As the Choir sang, some simply leant back and stared reflectively up into the Cathedral arches.

Whether it was Midnight Mass or Mass the following morning, many simply knelt on the hard and unforgiving marble cathedral floor when the critical moments of liturgies occurred such as the sacrifice of the Mass, homilies or the distribution of Communion.

The mad love of Christmas

This year, something about Christmas seemed to overcome everything else going on in the lives of people everywhere.

As Archbishop Anthony Fisher told the congregation in his homily, this was no ordinary occasion.

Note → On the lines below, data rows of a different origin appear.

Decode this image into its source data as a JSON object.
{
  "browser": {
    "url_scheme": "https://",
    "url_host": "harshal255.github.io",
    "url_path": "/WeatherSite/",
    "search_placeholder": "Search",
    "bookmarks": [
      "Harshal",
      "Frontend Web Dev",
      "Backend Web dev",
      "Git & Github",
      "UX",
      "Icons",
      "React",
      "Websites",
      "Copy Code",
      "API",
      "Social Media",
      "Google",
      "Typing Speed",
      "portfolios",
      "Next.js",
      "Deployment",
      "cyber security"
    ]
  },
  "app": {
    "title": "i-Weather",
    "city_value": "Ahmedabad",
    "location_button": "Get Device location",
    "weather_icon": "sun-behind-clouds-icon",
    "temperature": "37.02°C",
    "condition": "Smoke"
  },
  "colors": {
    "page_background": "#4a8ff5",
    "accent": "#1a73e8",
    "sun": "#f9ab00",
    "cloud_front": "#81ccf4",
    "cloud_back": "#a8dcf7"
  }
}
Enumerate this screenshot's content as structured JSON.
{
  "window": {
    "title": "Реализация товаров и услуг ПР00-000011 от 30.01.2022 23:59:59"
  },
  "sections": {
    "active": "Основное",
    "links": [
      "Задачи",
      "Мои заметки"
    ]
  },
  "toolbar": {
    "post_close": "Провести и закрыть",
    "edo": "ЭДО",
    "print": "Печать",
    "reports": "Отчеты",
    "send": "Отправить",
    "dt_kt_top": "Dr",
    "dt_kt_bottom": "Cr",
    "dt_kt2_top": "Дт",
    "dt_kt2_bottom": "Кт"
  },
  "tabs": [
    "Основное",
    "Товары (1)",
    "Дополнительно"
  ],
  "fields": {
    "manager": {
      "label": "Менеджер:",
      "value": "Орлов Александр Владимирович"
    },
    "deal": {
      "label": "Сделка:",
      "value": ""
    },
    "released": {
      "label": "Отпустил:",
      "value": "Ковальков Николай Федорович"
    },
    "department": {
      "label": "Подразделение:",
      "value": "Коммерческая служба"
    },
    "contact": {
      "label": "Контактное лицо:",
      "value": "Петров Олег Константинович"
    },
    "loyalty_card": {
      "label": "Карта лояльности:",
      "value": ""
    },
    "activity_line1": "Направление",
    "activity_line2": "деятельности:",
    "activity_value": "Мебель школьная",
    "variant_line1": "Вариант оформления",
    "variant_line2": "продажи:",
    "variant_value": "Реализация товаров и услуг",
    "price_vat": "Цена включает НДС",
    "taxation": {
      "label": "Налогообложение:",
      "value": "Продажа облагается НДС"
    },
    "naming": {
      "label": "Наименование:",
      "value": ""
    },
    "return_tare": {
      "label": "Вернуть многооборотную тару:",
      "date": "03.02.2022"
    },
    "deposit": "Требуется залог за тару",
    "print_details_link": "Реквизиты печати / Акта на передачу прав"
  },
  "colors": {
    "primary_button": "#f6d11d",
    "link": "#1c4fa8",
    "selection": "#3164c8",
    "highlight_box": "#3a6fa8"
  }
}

Quoting one of the great and beloved saints of the Church, St Catherine of Siena, only a God as madly infatuated and drunk with love for His children “would do something as nuts as Christmas: the infinite, all-powerful, impassible God becoming a limited, helpless, vulnerable baby in a backwater town at ‘the arse-end of the world’ – as Prime Minister Keating’s famously described Australia, but the ancient Romans thought of Judaea,” he said.

This meant that Christmas Day was the beginning of the greatest love story ever told.

Threats to religious freedom in Australia

Meanwhile, religious believers in Australia today now face serious challenges to their freedom to believe and to their rights of conscience, he warned.

“… discrimination against people of faith has become more acceptable in some quarters. There have been moves to undermine the Sacrament of Confession, to defund Catholic schools, to charge an Archbishop with discrimination for teaching about marriage, to deny faith-based institutions the right to choose what kind of community they will be,” he told congregations at Midnight Mass and on Sunday morning.

“Today, as we join the angels in our carols, both glorifying God and pacifying people, some are demanding we choose between the two. Some want us to put the Christ-child away with the Christmas decorations, so He has no claim on the year ahead.”

Threats to faith

However, he added, God had taken a gamble on his creation, throwing the dice and becoming a vulnerable child knowing that human beings could reverence him – or kill him.

But a divine love mad enough to love us this way could only be reciprocated by an equally mad love, mad enough to love a Child who is God – and all humanity, he said.

At the close of Mass Archbishop Fisher welcomed those attending from other parishes, other denominations or faiths and those from other parts of the word visiting Sydney as tourists,.

He prayed also for the victims of the latest tsunami to hit Indonesia, their families and the rebuilding of their communities.

At the end of Mass, the Choir seemed to respond one last time. As the crowds filed out of the cathedral into the warm summer morning and the hum of the city, the soaring choruses of ‘Hark the Herald Angels Sing’ seemed to usher them into the new day and, perhaps, a new life.